On the production side, natural gas and oil are often found together, and most of Utah’s gas production comes from the oil-rich Uinta Basin.

And production has been a roller coaster. The fracking boom earlier this century brought large amounts of gas to the market. Prices plummeted, which caused many Utah producers to shut down. Then Russia invaded Ukraine, which triggered a major effort to build out liquefied natural gas (LNG) infrastructure to deliver American gas to Europe and elsewhere. That made prices jump, and Utah production is expected to rise over the short term.


(Christopher Cherrington | The Salt Lake Tribune)

Petroleum fuels the vast majority of transportation in Utah. The five refineries north of Salt Lake City turn crude oil into the gasoline, diesel fuel and jet fuel that drive the state.

Petroleum consumption in Utah has risen steadily with the population over the past 30 years, but production has not kept up. The state has not produced as much oil as it consumes since the 1980s. It’s unclear when, but a peak in consumption is likely coming because of the conversion to electric vehicles.

The refineries take in some Uinta Basin “waxy crude” that arrives by truck, but the majority of the crude oil refined in Utah arrives via pipeline from out of state, including some from Canada.

A new, larger market for the Uinta Basin crude has emerged in recent years, pushing Utah to its highest oil production ever last year. The oil is now being shipped by rail to the Gulf area and refined there for other markets, meaning most of Utah’s oil production does not go to Utahns.


(Christopher Cherrington | The Salt Lake Tribune)
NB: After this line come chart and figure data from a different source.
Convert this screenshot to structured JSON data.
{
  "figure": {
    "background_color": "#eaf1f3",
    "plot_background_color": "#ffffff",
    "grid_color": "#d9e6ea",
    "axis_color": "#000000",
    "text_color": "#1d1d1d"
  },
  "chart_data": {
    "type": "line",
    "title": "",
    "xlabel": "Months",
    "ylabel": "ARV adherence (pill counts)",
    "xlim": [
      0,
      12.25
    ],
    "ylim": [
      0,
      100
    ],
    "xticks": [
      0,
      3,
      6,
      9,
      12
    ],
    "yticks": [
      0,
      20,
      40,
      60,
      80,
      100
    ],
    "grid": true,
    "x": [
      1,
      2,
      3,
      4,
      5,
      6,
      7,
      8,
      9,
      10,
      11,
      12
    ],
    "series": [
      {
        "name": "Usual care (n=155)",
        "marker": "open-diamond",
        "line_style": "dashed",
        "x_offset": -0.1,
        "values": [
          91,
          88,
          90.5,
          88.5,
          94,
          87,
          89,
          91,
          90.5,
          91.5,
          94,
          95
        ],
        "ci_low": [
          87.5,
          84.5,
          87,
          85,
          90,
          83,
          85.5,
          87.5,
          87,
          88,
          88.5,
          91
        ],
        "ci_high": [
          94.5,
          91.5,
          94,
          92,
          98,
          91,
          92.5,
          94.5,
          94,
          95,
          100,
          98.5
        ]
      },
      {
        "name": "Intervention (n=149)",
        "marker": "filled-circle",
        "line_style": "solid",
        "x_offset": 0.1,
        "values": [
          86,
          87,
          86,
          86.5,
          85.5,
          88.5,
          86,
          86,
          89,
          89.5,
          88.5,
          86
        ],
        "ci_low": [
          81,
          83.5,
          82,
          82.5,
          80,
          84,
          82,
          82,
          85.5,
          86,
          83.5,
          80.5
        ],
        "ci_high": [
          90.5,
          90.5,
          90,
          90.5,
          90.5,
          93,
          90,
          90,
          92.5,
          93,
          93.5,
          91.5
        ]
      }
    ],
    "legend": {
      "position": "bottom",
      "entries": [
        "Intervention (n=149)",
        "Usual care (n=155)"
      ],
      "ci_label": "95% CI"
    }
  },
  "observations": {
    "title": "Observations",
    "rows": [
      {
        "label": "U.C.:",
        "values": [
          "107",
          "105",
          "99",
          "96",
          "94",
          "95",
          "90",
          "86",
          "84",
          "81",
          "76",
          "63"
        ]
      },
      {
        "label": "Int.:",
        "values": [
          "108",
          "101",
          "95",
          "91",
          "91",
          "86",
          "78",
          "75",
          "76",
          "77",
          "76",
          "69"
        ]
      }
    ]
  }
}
Renewable energy, including wind, solar, hydroelectric and geothermal power, are the smallest segment but the fastest growing in both production and consumption. In general, Utah consumes more renewable power than it generates, and the gap has grown in recent years, perhaps because Utah utilities can buy solar power for next to nothing on sunny days.

Utah is adding renewable capacity quickly, particularly in the western part of the state. Much of it will feed into Rocky Mountain Power’s system and serve Utah’s municipal and rural electricity providers, but a large chunk also is contracted to out-of-state providers willing to pay more for clean energy.

All of Utah’s electricity providers are expanding their renewable resources.